Purifoy did not start any of the 13 games he appeared in as a true freshman, but he was a major contributor. He led the special team coverage units, as he caused one fumble and delivered 27 tackles (17 solos), seeing limited action on defense as a reserve corner-back. His breakout season came during his sophomore campaign, as he took over the right cornerback spot. He posted 51 tackles with five pass break-ups and led the Gators with three forced fumbles.
Purifoy also excelled on special teams, blocking a pair of kicks. He also saw brief action on offense, carrying once ands catching one pass for a total of 13 yards. As a junior, he received second-team All-Southeastern Conference honors, as he played on all three units, collecting 24 tackles with two sacks, seven pass deflections and two interceptions while splitting right cornerback duties with Jaylen Watkins. On offense, Purifoy carried once for 15 yards, blocked another kick on special teams, and also fielded four kickoffs for a 20.5-yard average.
Raised by a single mother, the woman whose name he has tattooed on his arm is his guiding light. His mother's health has forced her to stop teaching after suffering another heart attack, this one at school. Still, she needs dialysis treatments three times a week and is in need of a kidney transplant. "I'm getting stronger,'' she said. "I have my good days and bad days. It's a process I'm going through right now."
Purifoy checked in on his mom regularly. His sisters live in the same neighborhood and help her out as she tries to get healthy. There was talk that if Purifoy had a strong junior season, he could declare for the 2014 NFL Draft. That dream sprouted in his head when he was in high school and saw his mother struggling to support the family. Now that dream seems close to reality. Shortly after the season finale vs. Florida State, the cornerback announced he had entered the draft as an underclassman.
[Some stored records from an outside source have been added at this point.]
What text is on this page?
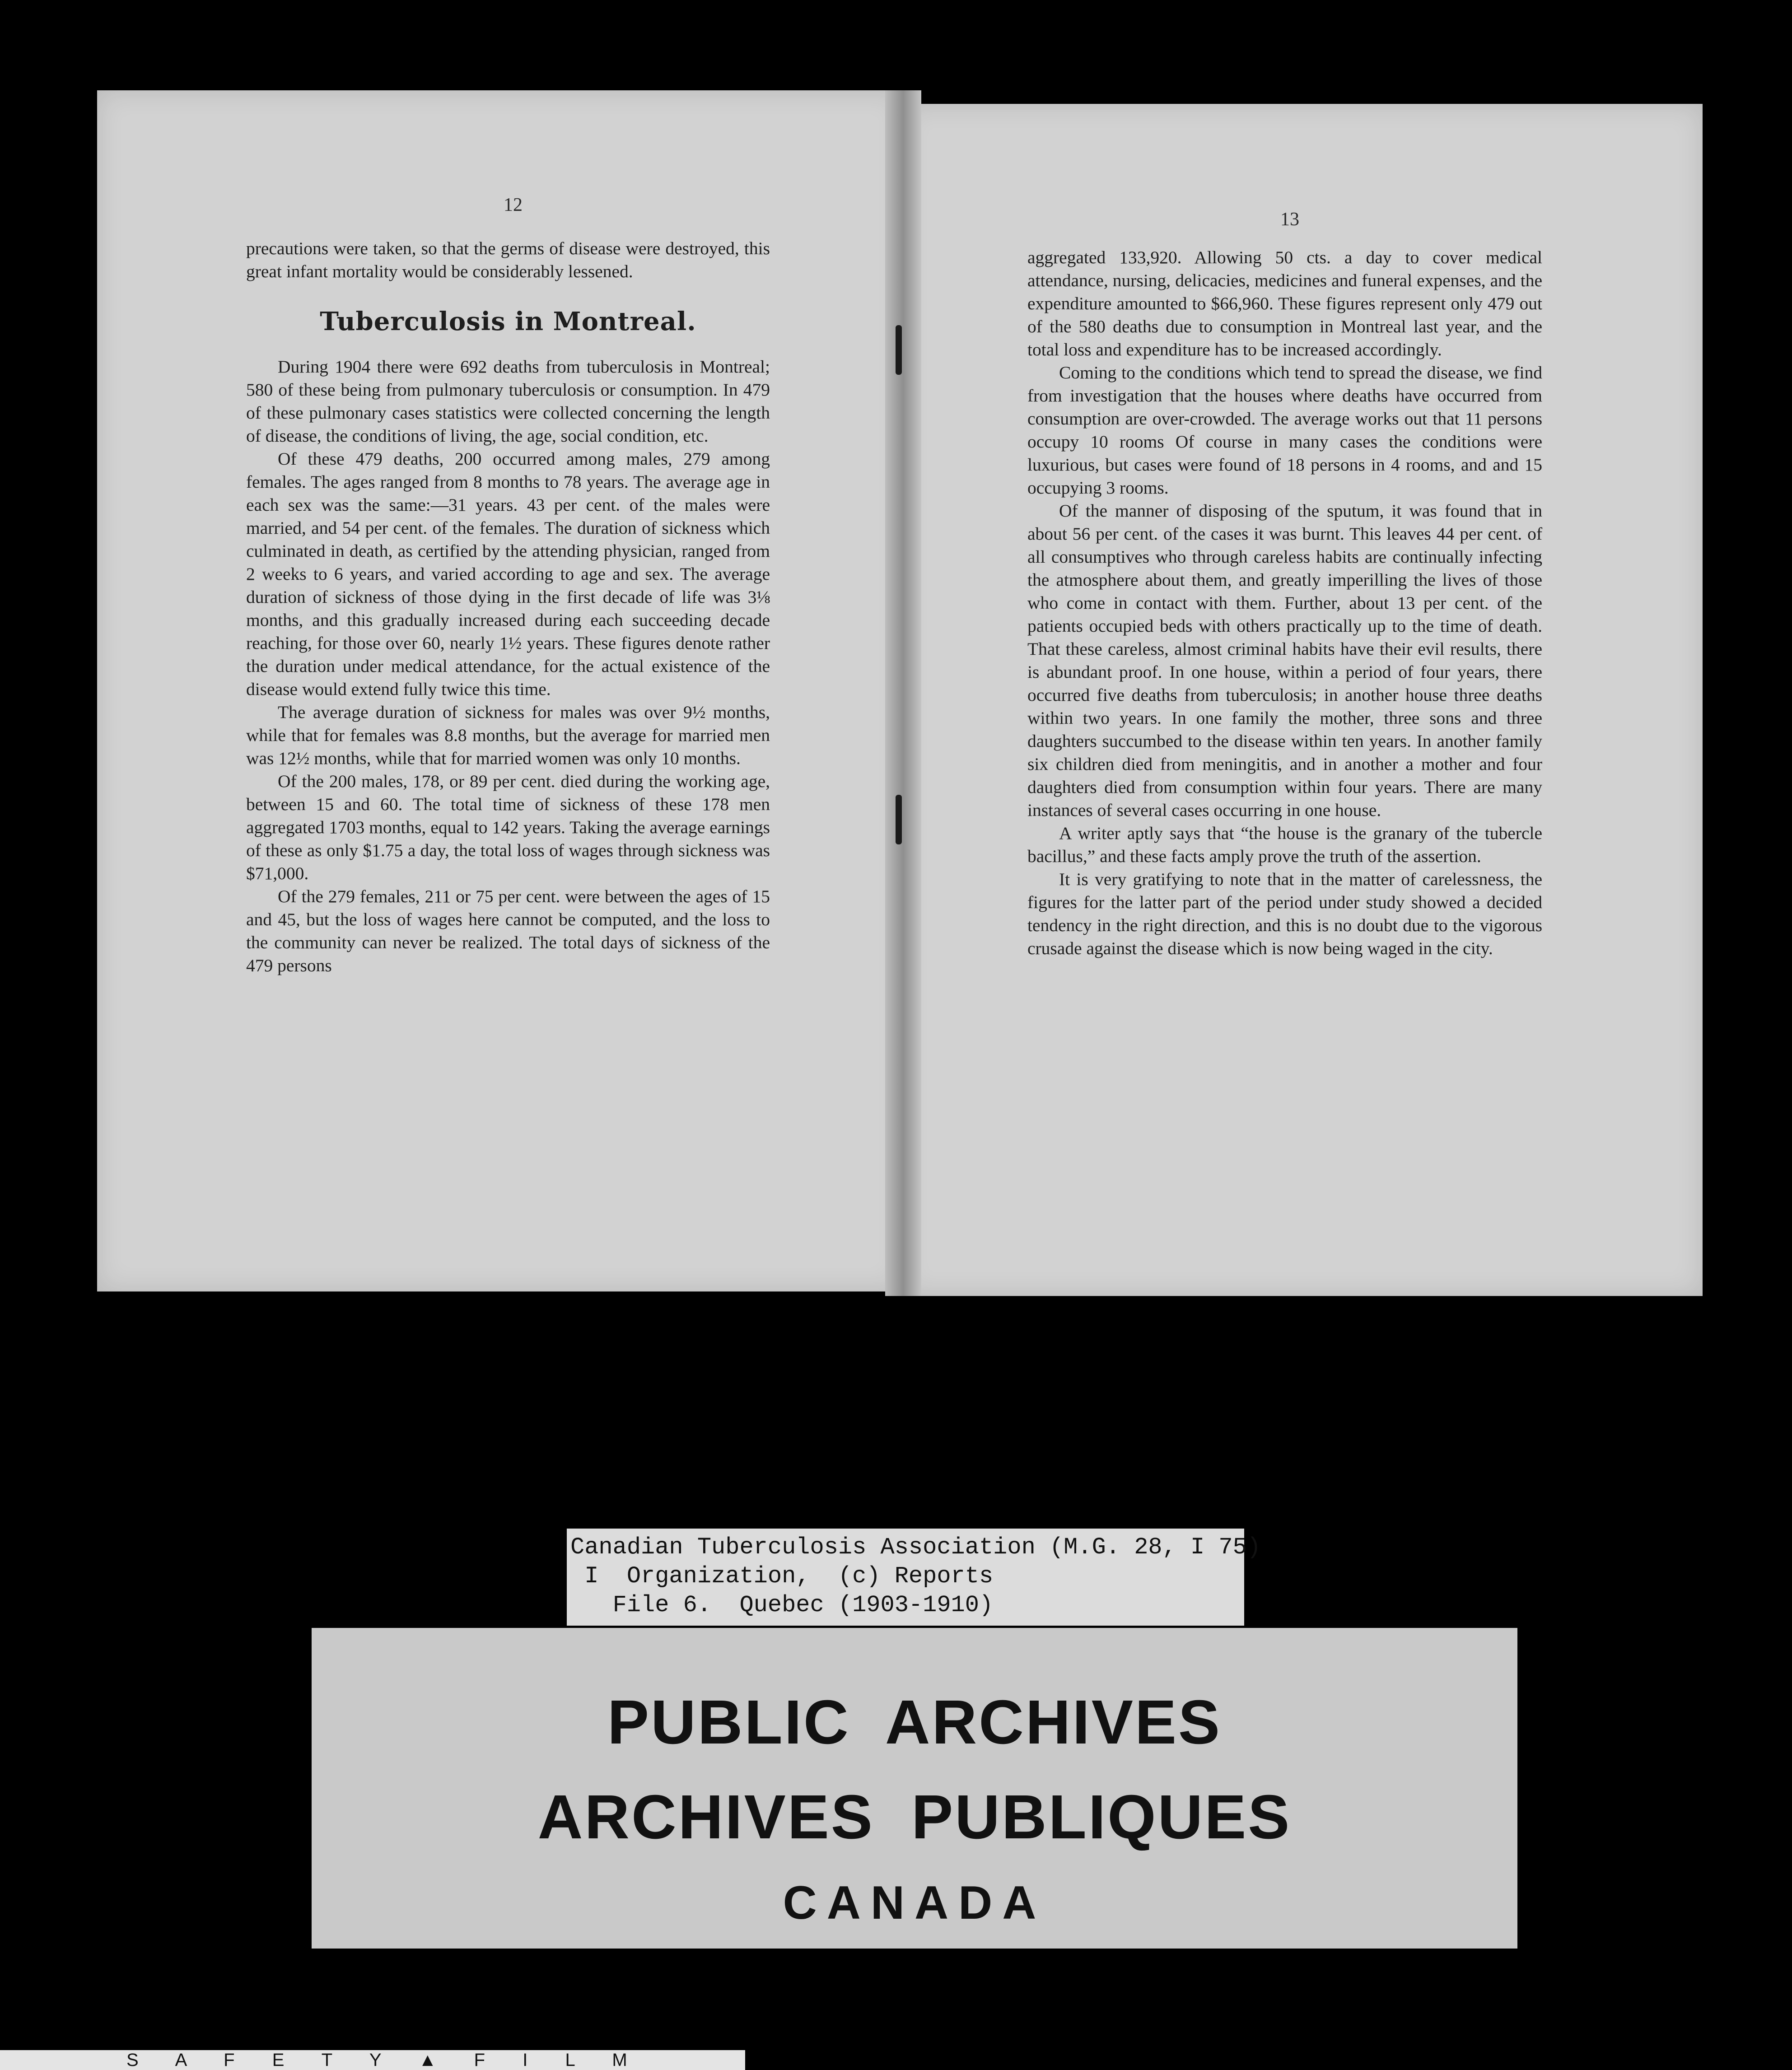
12
13

precautions were taken, so that the germs of disease were destroyed, this great infant mortality would be considerably lessened.

Tuberculosis in Montreal.

During 1904 there were 692 deaths from tuberculosis in Montreal; 580 of these being from pulmonary tuberculosis or consumption. In 479 of these pulmonary cases statistics were collected concerning the length of disease, the conditions of living, the age, social condition, etc.

Of these 479 deaths, 200 occurred among males, 279 among females. The ages ranged from 8 months to 78 years. The average age in each sex was the same:—31 years. 43 per cent. of the males were married, and 54 per cent. of the females. The duration of sickness which culminated in death, as certified by the attending physician, ranged from 2 weeks to 6 years, and varied according to age and sex. The average duration of sickness of those dying in the first decade of life was 3⅛ months, and this gradually increased during each succeeding decade reaching, for those over 60, nearly 1½ years. These figures denote rather the duration under medical attendance, for the actual existence of the disease would extend fully twice this time.

The average duration of sickness for males was over 9½ months, while that for females was 8.8 months, but the average for married men was 12½ months, while that for married women was only 10 months.

Of the 200 males, 178, or 89 per cent. died during the working age, between 15 and 60. The total time of sickness of these 178 men aggregated 1703 months, equal to 142 years. Taking the average earnings of these as only $1.75 a day, the total loss of wages through sickness was $71,000.

Of the 279 females, 211 or 75 per cent. were between the ages of 15 and 45, but the loss of wages here cannot be computed, and the loss to the community can never be realized. The total days of sickness of the 479 persons

aggregated 133,920. Allowing 50 cts. a day to cover medical attendance, nursing, delicacies, medicines and funeral expenses, and the expenditure amounted to $66,960. These figures represent only 479 out of the 580 deaths due to consumption in Montreal last year, and the total loss and expenditure has to be increased accordingly.

Coming to the conditions which tend to spread the disease, we find from investigation that the houses where deaths have occurred from consumption are over-crowded. The average works out that 11 persons occupy 10 rooms Of course in many cases the conditions were luxurious, but cases were found of 18 persons in 4 rooms, and and 15 occupying 3 rooms.

Of the manner of disposing of the sputum, it was found that in about 56 per cent. of the cases it was burnt. This leaves 44 per cent. of all consumptives who through careless habits are continually infecting the atmosphere about them, and greatly imperilling the lives of those who come in contact with them. Further, about 13 per cent. of the patients occupied beds with others practically up to the time of death. That these careless, almost criminal habits have their evil results, there is abundant proof. In one house, within a period of four years, there occurred five deaths from tuberculosis; in another house three deaths within two years. In one family the mother, three sons and three daughters succumbed to the disease within ten years. In another family six children died from meningitis, and in another a mother and four daughters died from consumption within four years. There are many instances of several cases occurring in one house.

A writer aptly says that “the house is the granary of the tubercle bacillus,” and these facts amply prove the truth of the assertion.

It is very gratifying to note that in the matter of carelessness, the figures for the latter part of the period under study showed a decided tendency in the right direction, and this is no doubt due to the vigorous crusade against the disease which is now being waged in the city.

Canadian Tuberculosis Association (M.G. 28, I 75)
I  Organization,  (c) Reports
File 6.  Quebec (1903-1910)
PUBLIC ARCHIVES
ARCHIVES PUBLIQUES
CANADA
S A F E T Y ▲ F I L M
"I just watched her do so much to the point where I'm tired of her doing stuff,'' Purifoy explained when talking about his mother. "I feel like it's my turn to do something for my mom and two sisters. That's who raised me. It's time for me to give back. "She needs a kidney. We are working on it. When the opportunity knocks, you've got to take advantage of it." In life, and football, that is the mission Purifoy seeks to complete.
"I have had a great three years at the University of Florida, but at this time I think it's best for me and my family to pursue a career in the NFL," Purifoy said. "Coach Muschamp and Coach (Travaris) Robinson have put me in a position to take the next step. I know there is a lot of work for me ahead, but I appreciate what everyone at Florida did to get me to this point. As much as I look forward to playing in the NFL, I will miss my teammates and coaches and look forward to watching them play next year."
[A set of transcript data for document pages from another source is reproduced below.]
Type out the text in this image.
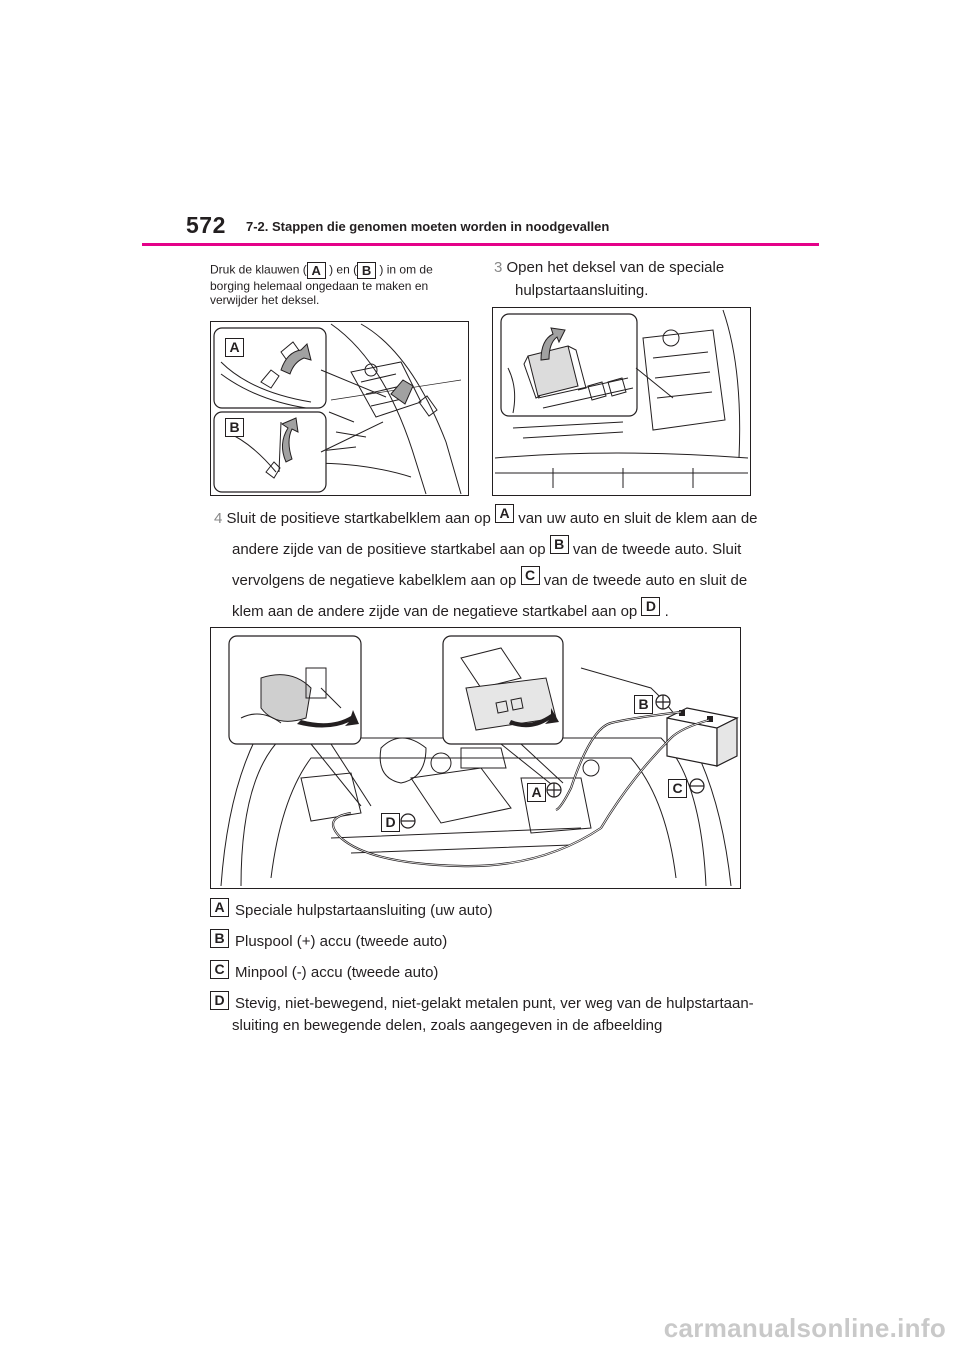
572 7-2. Stappen die genomen moeten worden in noodgevallen
Druk de klauwen ( A ) en ( B ) in om de
borging helemaal ongedaan te maken en
verwijder het deksel.
3 Open het deksel van de speciale
hulpstartaansluiting.
A
B
4 Sluit de positieve startkabelklem aan op A van uw auto en sluit de klem aan de
andere zijde van de positieve startkabel aan op B van de tweede auto. Sluit
vervolgens de negatieve kabelklem aan op C van de tweede auto en sluit de
klem aan de andere zijde van de negatieve startkabel aan op D .
B
C
A
D
A Speciale hulpstartaansluiting (uw auto)
B Pluspool (+) accu (tweede auto)
C Minpool (-) accu (tweede auto)
D Stevig, niet-bewegend, niet-gelakt metalen punt, ver weg van de hulpstartaan-
sluiting en bewegende delen, zoals aangegeven in de afbeelding
carmanualsonline.info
"There are a lot of factors that go into making these individual and personal decisions and I'm 100 percent supportive of Loucheiz's choice to enter the NFL Draft," Florida head coach Will Muschamp said. "Loucheiz has come a long way from when I sat in his living room with his family during the recruiting process and he also knows his work is not done. We wish him nothing but the best of luck and watching him on Sundays. As we have with other former Gators, we encourage him to return to Florida and finish his degree."
Purifoy started 19-of-37 games at Florida, recording 102 tackles (69 solos) with two sacks for minus 11 yards, 4.5 stops for losses of 29 yards, five forced fumbles and one fumble recovery…Deflected 12 passes and intercepted two others for 42 yards in returns, including one touchdown…Blocked three kicks, returned three punts for 35 yards and four kickoffs for 82 yards on special teams…Caught one pass for 5 yards and carried twice for 23 yards during brief action on offense.